I typed \"date\" in console...and I get Tue Sep 20 01:01:49 PDT 2011
...which is correct.
But then I do this in node.js, and I get the wrong time.
date
in console will return the server time, whereas using JavaScript on a webpage will return the client's local time.
@KARASZI is absolutely correct about the root cause: Unix timestamps are always UTC unless you manipulate them. I would suggest that if you want a Unix timestamp you should leave it in UTC, and only convert to local time if you need to display a formatted time to the user.
The first benefit of doing this is that all your servers can "speak" the same time. For instance, if you've deployed servers to Amazon EC2 US East and Amazon EC2 US West and they share a common database, you can use UTC timestamps in your database and on your servers without worrying about timezone conversions every time. This is a great reason to use UTC timestamps, but it might not apply to you.
The second benefit of this is that you can measure things in terms of elapsed time without having to worry about daylight savings time (or timezones either, in case you're measuring time on a platform which is moving!). This doesn't come up very much, but if you had a situation where something took negative time because the local time "fell back" an hour while you were measuring, you'd be very confused!
The third reason I can think of is very minor, but some performance geeks would really appreciate it: you can get the raw UTC timestamp without allocating a new Date object each time, by using the Date class's "now" function.

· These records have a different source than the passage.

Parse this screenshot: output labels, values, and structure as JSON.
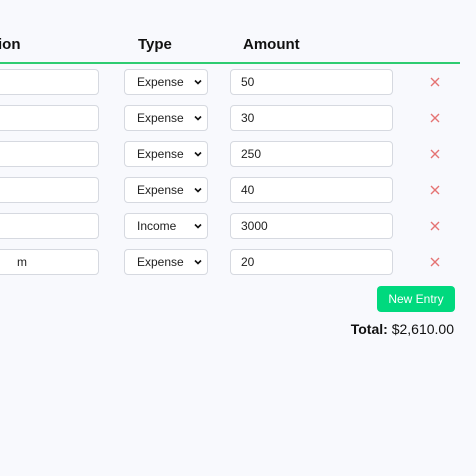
{
  "table": {
    "headers": {
      "description": "tion",
      "type": "Type",
      "amount": "Amount"
    },
    "rows": [
      {
        "description": "",
        "type": "Expense",
        "amount": "50"
      },
      {
        "description": "",
        "type": "Expense",
        "amount": "30"
      },
      {
        "description": "",
        "type": "Expense",
        "amount": "250"
      },
      {
        "description": "",
        "type": "Expense",
        "amount": "40"
      },
      {
        "description": "",
        "type": "Income",
        "amount": "3000"
      },
      {
        "description": "m",
        "type": "Expense",
        "amount": "20"
      }
    ]
  },
  "actions": {
    "new_entry_label": "New Entry"
  },
  "summary": {
    "total_label": "Total:",
    "total_value": "$2,610.00"
  },
  "icons": {
    "delete": "close-icon",
    "dropdown": "chevron-down-icon"
  },
  "colors": {
    "accent": "#2ecc71",
    "button": "#00d97e",
    "delete": "#e57373"
  }
}
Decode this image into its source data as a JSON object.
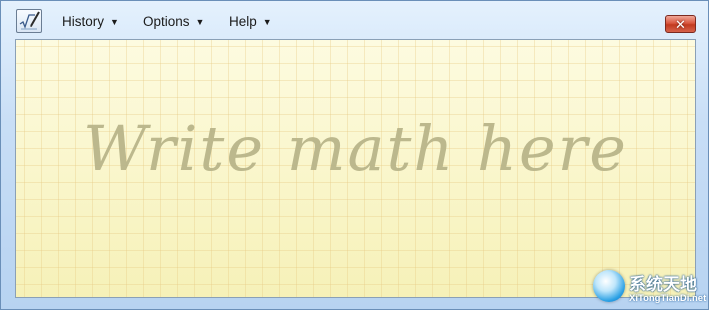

var ts = Date.now() / 1000;
The reason is that the getTime function returns the time in the UTC timezone:
The value returned by the getTime method is the number of milliseconds since 1 January 1970 00:00:00 UTC. You can use this method to help assign a date and time to another Date object.
If you want to fetch the UNIX timestamp in you current timezone, you can use the getTimezoneOffset method:
var date = new Date();
var ts = String(Math.round(date.getTime() / 1000) + date.getTimezoneOffset() * 60);
Note you can avoid this confusion by using a node.js package like timezonecomplete or timezone-js which have an interface that is much less error-prone for date and time manipulation.